Dès le 28 février dernier, l’AMF avait alerté sur la nécessité d’intégrer le risque d’épidémie dans la section « facteurs de risques » des Documents Universels d’Enregistrement. Au fil de l’eau, le risque d’épidémie puis le risque de pandémie ont bien été cités dans la quasi-totalité des URD 2019 publiés à ce jour. Mais faute de temps, ils n’ont pas été évalués selon la même approche méthodologique mise en œuvre pour les autres risques. Que faire pour l’année fiscale en cours ?
Quelle intégration du risque de pandémie ?
Dans un article publié en avril 2019 “La controverse du risque extra-financier“, nous évoquions le fait que les risques extra-financiers faisaient l’objet d’acceptions fluctuantes.

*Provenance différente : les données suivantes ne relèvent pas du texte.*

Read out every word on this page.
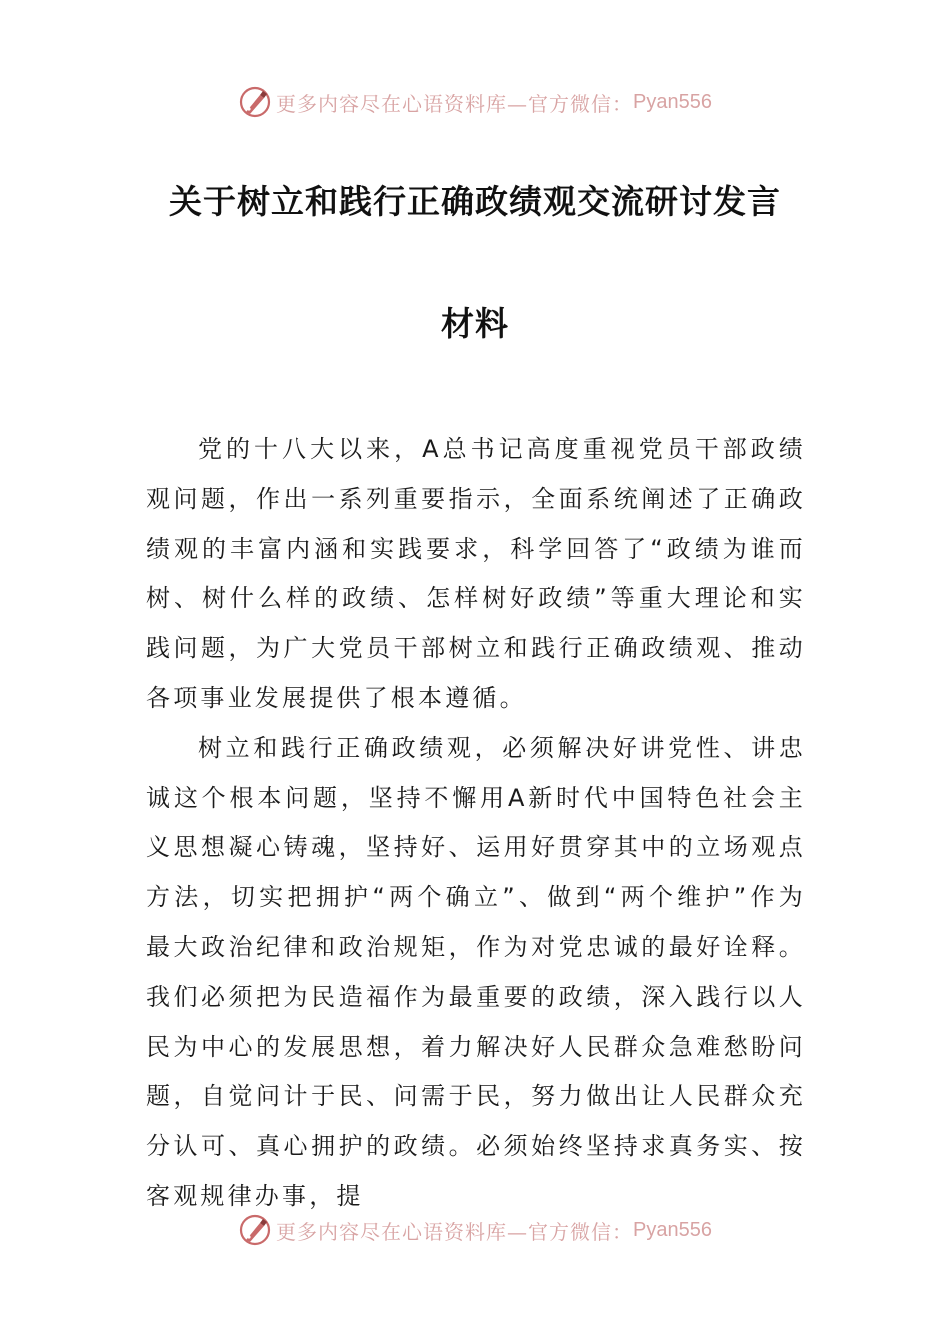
更多内容尽在心语资料库—官方微信： Pyan556
关于树立和践行正确政绩观交流研讨发言
材料

党的十八大以来，A总书记高度重视党员干部政绩观问题，作出一系列重要指示，全面系统阐述了正确政绩观的丰富内涵和实践要求，科学回答了“政绩为谁而树、树什么样的政绩、怎样树好政绩”等重大理论和实践问题，为广大党员干部树立和践行正确政绩观、推动各项事业发展提供了根本遵循。

树立和践行正确政绩观，必须解决好讲党性、讲忠诚这个根本问题，坚持不懈用A新时代中国特色社会主义思想凝心铸魂，坚持好、运用好贯穿其中的立场观点方法，切实把拥护“两个确立”、做到“两个维护”作为最大政治纪律和政治规矩，作为对党忠诚的最好诠释。我们必须把为民造福作为最重要的政绩，深入践行以人民为中心的发展思想，着力解决好人民群众急难愁盼问题，自觉问计于民、问需于民，努力做出让人民群众充分认可、真心拥护的政绩。必须始终坚持求真务实、按客观规律办事，提

更多内容尽在心语资料库—官方微信： Pyan556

Avec la crise du Covid-19, il serait honnête de préciser qu’avec les méthodologies les plus robustes en matière d’analyse de matérialité ou des risques extra-financiers et financiers (URD oblige), peu d’entreprises avaient apprécié à sa juste valeur le risque d’épidémie, et que dire du risque de pandémie.
RSE DATANEWS, qui s’est doté d’un outil de benchmark des rapports RSE, révélait dans un article publié le 7 avril dernier, que « ce risque épidémique était déjà anticipé dans la rubrique “facteurs de risque” de 53 des 326 documents de l’exercice 2018 de sociétés cotées ou non cotées […] répertoriés. Sous forme d’un avertissement d’impact sur leurs résultats ».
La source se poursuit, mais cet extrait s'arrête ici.